Vatican Official Claims Canon Law Required Giving Communion to Argentine President

Argentine newspaper La Nación posted a video of the Mass, in which Argentina's President Alberto Fernández and Fabiola Yáñez, the president's domestic partner, can be seen approaching the bishop to receive the Eucharist.

Pope Francis greets the president of Argentina, January 31, 2020.
Pope Francis greets the president of Argentina, January 31, 2020. (photo: Casa Rosada/Wikimedia )

VATICAN CITY — A Vatican official has defended his decision to administer the Eucharist to Argentina's president, despite the leader’s effort to legalize abortion in his country. The official also administered the sacrament to the president’s consort, who is by protocol Argentina’s first lady.

Argentine Bishop Marcelo Sánchez Sorondo, chancellor of the Pontifical Academy of the Sciences, administered Holy Communion during a Mass offered Jan. 31 in the grotto of St. Peter’s Basilica, shortly before a meeting between President Alberto Fernández of Argentina and Pope Francis.

Argentine newspaper La Nación posted a video of the Mass, in which Argentina's President Alberto Fernández and Fabiola Yáñez, the president's domestic partner, can be seen approaching the bishop to receive the Eucharist.

President Fernández has pledged to promote a bill in the country’s legislature that would legalize abortion. In 2018, Argentina’s Senate defeated a bill that would have legalized abortion in the first 14 weeks of pregnancy.

The Argentine bishops have responded to the president’s abortion advocacy with a planned pro-life Mass and other pro-life activities.

President Fernández was divorced in 2005. Yanez has been his consort since 2014; in 2019 she moved into Argentina’s presidential residence.

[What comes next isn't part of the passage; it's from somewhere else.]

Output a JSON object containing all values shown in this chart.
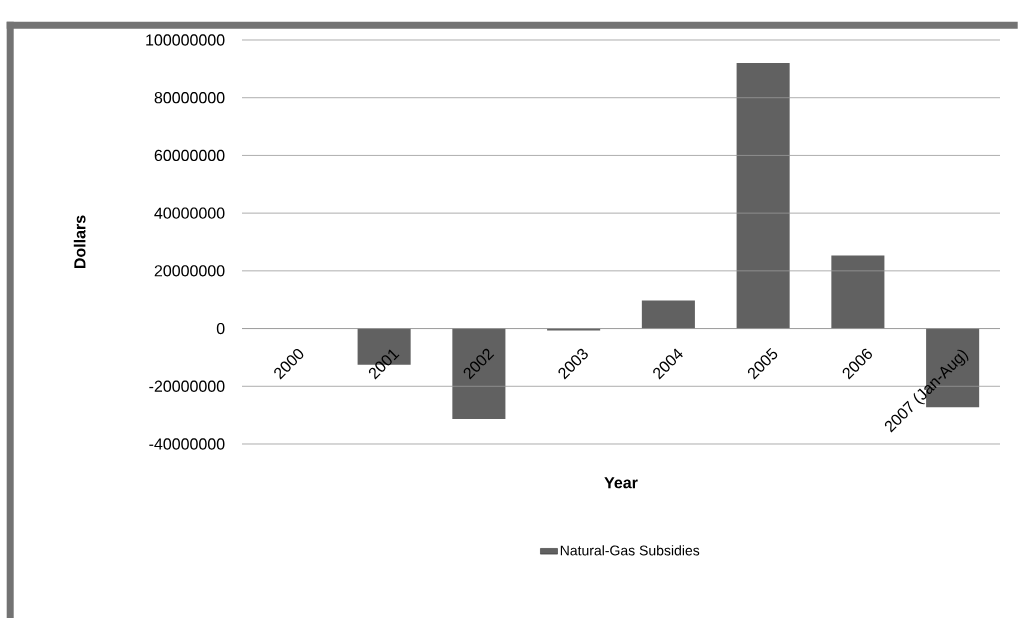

Archbishop Sorondo was asked by online newsite LifeSiteNews last week about the distribution of Holy Communion to President Fernandez.

The bishop said that according to canon law “you are obliged to give communion if somebody asks you for communion. Only in the case that he is excommunicated. The President is not excommunicated, so I can give communion if he asks me for communion.”

Canon 915 of the Church’s Code of Canon Law says that Catholics who are ”obstinately persevering in manifest grave sin are not to be admitted to holy communion.”

In 1994, the Congregation from the Doctrine of the Faith clarified that “Members of the faithful who live together as husband and wife with persons other than their legitimate spouses may not receive Holy Communion.”

With regard to advocacy for the legal protection of abortion, in 2004 Cardinal Joseph Ratzinger, then Prefect for the Doctrine of the Faith, issued a memorandum to US bishops which stated that a Catholic politician who consistently campaigns and votes for permissive abortion and euthanasia laws “should not present himself for Holy Communion until he brings to an end the objective situation of sin” and that his pastor should warn him “that he will otherwise be denied the Eucharist.”

Also present at the Mass were members of Fernández’ government, accompanying him on a European trip: Foreign Minister Felipe Solá; Secretary for Strategic Affairs, Gustavo Beliz; Justice Minister, Marcela Losardo; and the Secretary for Religious Affairs, Guillermo Oliveri.